SHORTEN: If it is safe to do so. And upon that lies whole devil of detail as a whole, you know, the devil's always in the fine print of the detail. Yes, for the sake of our airline industry it’d be good to have planes flying before mid-next year. But one thing we've got to do is that whilst people don't seem to have said it, we have largely gone now on a policy of eliminating COVID in Australia. A lot of people have made a lot of sacrifices to get to this point. I'd rather be safe than sorry, but this is why I get puzzled on measures which can help open us up a little bit, like a quarantine facility. Why has that proven so hard? I can't come up with a rational reason.
KARVELAS I agree with you. It does look like we've pursued an elimination program, even though we don't like to call it that, but it looks like one to me. Do you think that's good? We should pursue illumination, that it's the right strategy?
SHORTEN: Oh, it appears to be working for us. So, you know, I think for all people in positions of responsibility, this has been a very hard time. And some people said initially it could never be eliminated in our country. It has been pretty much eliminated. So, I think having gone this far, you know, I think a lot of people who've lost their jobs or lost their livelihoods, to the universities, to the travel agents, to the live events industry, to people who suffer that mental anxiety being locked away for literally years, as it is with our disabled citizens, I think we owe it to them to keep pursuing the sort of path we've been on. But I understand the frustration of some interests who'd like to see us open up quicker.
KARVELAS Does Israel's right to defend itself extend to targeting independent media organisations in the Gaza Strip?
SHORTEN: Well, that is incredibly complicated. Of course, independent media organizations shouldn't be targeted. But I also found, and I hadn't realized this till today, Hamas has sent 3,000 missiles into Israel. I mean, I don't think the monopoly on the high ground or truth is in any side of this argument.
KARVELAS But if you look at the numbers of deaths, there are a lot more victims on the Palestinian side.
SHORTEN: Yeah, and that is terrible. But, of course, by the same token, in Australia, we just I think we find it hard to wrap our heads around the idea that from within 10 kilometres, a neighbour could be sending a missile into your house, just as it's hard to imagine some of the actions we've seen sending police into Temple Mount. So, I would say that it's all about restraint. It's all about the long-term solution.
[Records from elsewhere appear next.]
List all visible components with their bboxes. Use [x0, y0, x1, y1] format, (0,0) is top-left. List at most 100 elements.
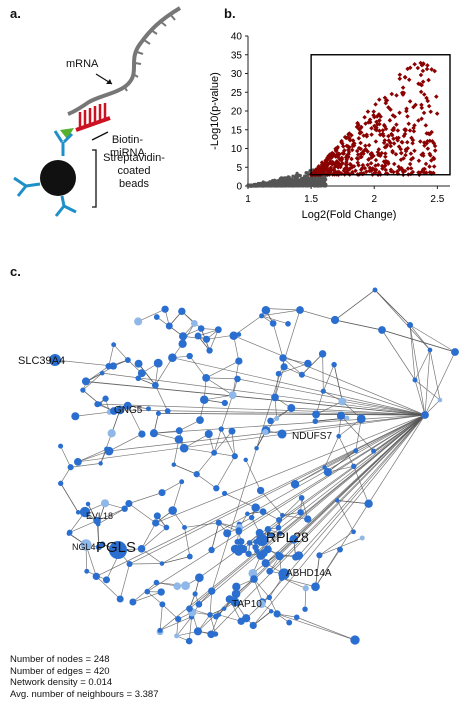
- network-edge: [209, 329, 219, 351]
- network-edge: [220, 395, 234, 430]
- node-label-ndufs7: NDUFS7: [292, 431, 333, 442]
- network-edge: [238, 414, 426, 531]
- network-node: [196, 416, 204, 425]
- network-node: [71, 412, 80, 421]
- data-point: [266, 184, 270, 188]
- network-node: [262, 429, 269, 436]
- network-edge: [296, 616, 356, 641]
- network-node: [175, 615, 182, 623]
- network-node: [259, 313, 265, 319]
- data-point: [289, 184, 293, 188]
- network-node: [359, 535, 365, 541]
- network-edge: [198, 414, 426, 605]
- network-node: [235, 527, 242, 534]
- network-node: [378, 326, 386, 334]
- network-node: [214, 326, 222, 334]
- selected-point: [349, 156, 354, 162]
- network-node: [66, 529, 73, 536]
- x-axis-label: Log2(Fold Change): [302, 209, 397, 221]
- selected-point: [420, 151, 426, 156]
- network-edge: [54, 359, 114, 367]
- network-node: [146, 406, 151, 412]
- selected-point: [333, 148, 339, 154]
- network-edge: [252, 414, 426, 626]
- network-edge: [242, 414, 426, 550]
- network-edge: [159, 616, 192, 631]
- network-node: [336, 433, 342, 439]
- network-edge: [322, 364, 335, 392]
- network-edge: [282, 357, 308, 364]
- data-point: [284, 177, 288, 181]
- network-node: [202, 335, 211, 343]
- network-edge: [374, 289, 411, 326]
- selected-point: [366, 143, 372, 148]
- network-edge: [119, 563, 130, 600]
- selected-point: [427, 138, 433, 144]
- network-node: [125, 499, 133, 508]
- network-edge: [70, 463, 101, 468]
- network-edge: [96, 508, 125, 522]
- y-tick-label: 30: [231, 69, 243, 80]
- network-node: [153, 512, 161, 520]
- selected-point: [424, 141, 430, 146]
- network-node: [221, 606, 227, 611]
- network-edge: [205, 377, 233, 396]
- network-edge: [172, 357, 426, 416]
- network-edge: [184, 522, 219, 528]
- network-edge: [409, 324, 416, 381]
- network-edge: [147, 591, 163, 605]
- network-node: [251, 503, 260, 512]
- selected-point: [432, 148, 438, 153]
- network-node: [256, 551, 266, 560]
- network-edge: [97, 508, 125, 525]
- network-node: [109, 541, 127, 559]
- network-node: [67, 464, 74, 471]
- network-stats: Number of nodes = 248 Number of edges = …: [10, 654, 159, 700]
- network-edge: [245, 459, 261, 491]
- data-point: [276, 184, 281, 188]
- network-node: [302, 585, 309, 592]
- network-node: [298, 495, 305, 501]
- network-edge: [153, 432, 179, 440]
- network-node: [74, 457, 82, 466]
- network-edge: [237, 378, 426, 416]
- selected-point: [382, 138, 388, 143]
- network-node: [243, 457, 248, 463]
- network-edge: [281, 577, 306, 589]
- selected-point: [389, 132, 395, 138]
- selected-point: [331, 167, 337, 172]
- selected-point: [364, 132, 369, 138]
- selected-point: [379, 163, 385, 169]
- network-node: [168, 353, 177, 362]
- network-edge: [424, 351, 456, 416]
- selected-point: [391, 161, 397, 167]
- network-edge: [424, 349, 431, 416]
- network-node: [267, 417, 274, 425]
- network-node: [353, 448, 359, 454]
- network-node: [279, 354, 287, 362]
- network-node: [263, 545, 272, 554]
- network-node: [221, 490, 228, 496]
- network-node: [92, 572, 100, 581]
- network-node: [137, 369, 146, 378]
- network-edge: [342, 401, 426, 416]
- network-node: [334, 498, 340, 503]
- network-edge: [209, 591, 213, 615]
- network-node: [126, 560, 133, 568]
- selected-point: [377, 128, 382, 134]
- selected-point: [398, 146, 404, 152]
- selected-point: [377, 152, 382, 157]
- data-point: [312, 183, 316, 188]
- network-edge: [334, 319, 383, 331]
- y-tick-label: 15: [231, 125, 243, 136]
- network-node: [275, 552, 284, 561]
- selected-point: [383, 151, 388, 156]
- network-node: [336, 411, 346, 420]
- selected-point: [386, 133, 391, 139]
- node-label-evl18: EVL18: [86, 511, 114, 521]
- network-edge: [294, 414, 426, 485]
- biotin-mirna-label: Biotin- miRNA: [110, 134, 145, 159]
- selected-point: [418, 72, 424, 78]
- network-edge: [409, 324, 426, 416]
- y-tick-label: 35: [231, 50, 243, 61]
KARVELAS Israel didn't show any restraint doing that, did they?
SHORTEN: Well, I don't know. Yeah, I understand your point. But I also say that if another country or another place within a very short distance has put 3,000 missiles into your country, it's just -
KARVELAS It's been condemned by the international community.
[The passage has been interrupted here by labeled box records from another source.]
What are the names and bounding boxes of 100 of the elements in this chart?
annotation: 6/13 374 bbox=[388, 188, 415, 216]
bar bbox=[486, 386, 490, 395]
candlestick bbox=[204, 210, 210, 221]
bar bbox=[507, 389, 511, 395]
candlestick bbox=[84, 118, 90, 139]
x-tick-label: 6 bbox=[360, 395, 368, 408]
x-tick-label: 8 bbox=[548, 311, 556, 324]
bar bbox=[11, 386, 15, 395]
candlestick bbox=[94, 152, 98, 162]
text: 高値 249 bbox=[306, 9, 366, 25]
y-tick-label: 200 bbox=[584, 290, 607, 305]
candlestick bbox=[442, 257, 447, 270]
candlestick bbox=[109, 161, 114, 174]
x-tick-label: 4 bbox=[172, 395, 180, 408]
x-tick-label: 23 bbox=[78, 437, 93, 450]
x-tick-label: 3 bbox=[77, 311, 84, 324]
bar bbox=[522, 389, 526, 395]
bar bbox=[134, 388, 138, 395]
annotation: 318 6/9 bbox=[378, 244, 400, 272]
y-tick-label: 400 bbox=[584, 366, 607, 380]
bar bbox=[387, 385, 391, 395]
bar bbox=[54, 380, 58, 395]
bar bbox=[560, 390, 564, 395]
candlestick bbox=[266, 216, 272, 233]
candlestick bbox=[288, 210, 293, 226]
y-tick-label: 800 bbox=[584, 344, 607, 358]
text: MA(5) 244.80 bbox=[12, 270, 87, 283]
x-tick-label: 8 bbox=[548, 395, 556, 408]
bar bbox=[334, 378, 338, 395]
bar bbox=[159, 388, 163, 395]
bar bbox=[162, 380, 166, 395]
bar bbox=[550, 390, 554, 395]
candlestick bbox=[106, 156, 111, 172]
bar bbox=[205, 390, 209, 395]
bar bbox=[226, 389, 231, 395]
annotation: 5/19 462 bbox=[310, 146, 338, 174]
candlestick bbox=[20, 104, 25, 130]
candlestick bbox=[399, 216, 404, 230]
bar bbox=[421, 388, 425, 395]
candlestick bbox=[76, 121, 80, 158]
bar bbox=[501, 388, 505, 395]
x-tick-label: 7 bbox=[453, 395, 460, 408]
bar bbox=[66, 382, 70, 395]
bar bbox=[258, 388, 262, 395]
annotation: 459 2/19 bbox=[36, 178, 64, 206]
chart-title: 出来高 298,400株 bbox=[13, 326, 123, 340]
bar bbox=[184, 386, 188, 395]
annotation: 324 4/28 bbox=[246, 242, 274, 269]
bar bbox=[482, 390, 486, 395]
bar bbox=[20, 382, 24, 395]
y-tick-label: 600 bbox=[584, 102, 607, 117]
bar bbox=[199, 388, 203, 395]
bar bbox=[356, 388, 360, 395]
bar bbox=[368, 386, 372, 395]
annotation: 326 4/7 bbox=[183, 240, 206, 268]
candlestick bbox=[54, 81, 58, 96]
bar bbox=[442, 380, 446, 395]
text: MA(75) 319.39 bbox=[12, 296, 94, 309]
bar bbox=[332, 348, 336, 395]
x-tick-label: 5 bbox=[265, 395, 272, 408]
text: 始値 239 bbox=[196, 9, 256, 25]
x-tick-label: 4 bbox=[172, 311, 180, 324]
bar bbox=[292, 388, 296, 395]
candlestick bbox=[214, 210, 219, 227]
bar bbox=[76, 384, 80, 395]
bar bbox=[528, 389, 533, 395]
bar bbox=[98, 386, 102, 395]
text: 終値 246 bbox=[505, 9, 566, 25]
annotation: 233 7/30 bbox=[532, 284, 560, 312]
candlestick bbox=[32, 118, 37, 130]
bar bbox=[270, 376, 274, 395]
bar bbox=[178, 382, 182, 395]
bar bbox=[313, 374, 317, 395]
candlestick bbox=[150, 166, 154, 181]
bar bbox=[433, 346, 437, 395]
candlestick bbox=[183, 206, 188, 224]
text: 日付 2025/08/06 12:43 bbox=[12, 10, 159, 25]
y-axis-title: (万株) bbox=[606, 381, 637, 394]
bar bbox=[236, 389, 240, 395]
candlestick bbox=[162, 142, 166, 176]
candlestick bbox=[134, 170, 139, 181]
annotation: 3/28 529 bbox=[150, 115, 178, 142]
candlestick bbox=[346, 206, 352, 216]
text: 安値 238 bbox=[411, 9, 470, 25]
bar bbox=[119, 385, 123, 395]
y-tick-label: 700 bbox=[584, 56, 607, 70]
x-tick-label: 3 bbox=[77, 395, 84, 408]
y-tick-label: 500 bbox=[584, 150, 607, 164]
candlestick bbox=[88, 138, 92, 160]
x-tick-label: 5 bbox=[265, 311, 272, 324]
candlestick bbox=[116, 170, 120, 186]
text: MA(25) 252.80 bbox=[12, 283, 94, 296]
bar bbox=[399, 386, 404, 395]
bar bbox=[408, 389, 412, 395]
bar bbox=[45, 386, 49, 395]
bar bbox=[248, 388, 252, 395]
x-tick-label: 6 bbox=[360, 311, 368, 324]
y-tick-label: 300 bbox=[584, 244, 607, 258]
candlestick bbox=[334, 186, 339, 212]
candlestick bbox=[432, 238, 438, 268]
SHORTEN: Absolutely. And I think that the lack of -
KARVELAS You seem to be much more sympathetic to Israel.
SHORTEN: No, I'm sympathetic to the civilians on all sides. I'm not more sympathetic to a particular ideology here. I do think that the domestic political lack of leadership in Israel at the moment is not helping, just as the tensions between Gaza and the West Bank Palestinian administrations doesn't help. At the end of the day, peace is the only thing which helps the civilians. And that's what I think political leaders should do. And that's why I don't know why Scott Morrison started to stir up the domestic political plot here, by mischaracterizing Labor's position either. But I guess that's another story.
KARVELAS Bill Shorten, thanks for your time.
SHORTEN: Thanks.
KARVELAS And that is Bill Shorten. He's the Shadow Minister for the NDIS and Government Services.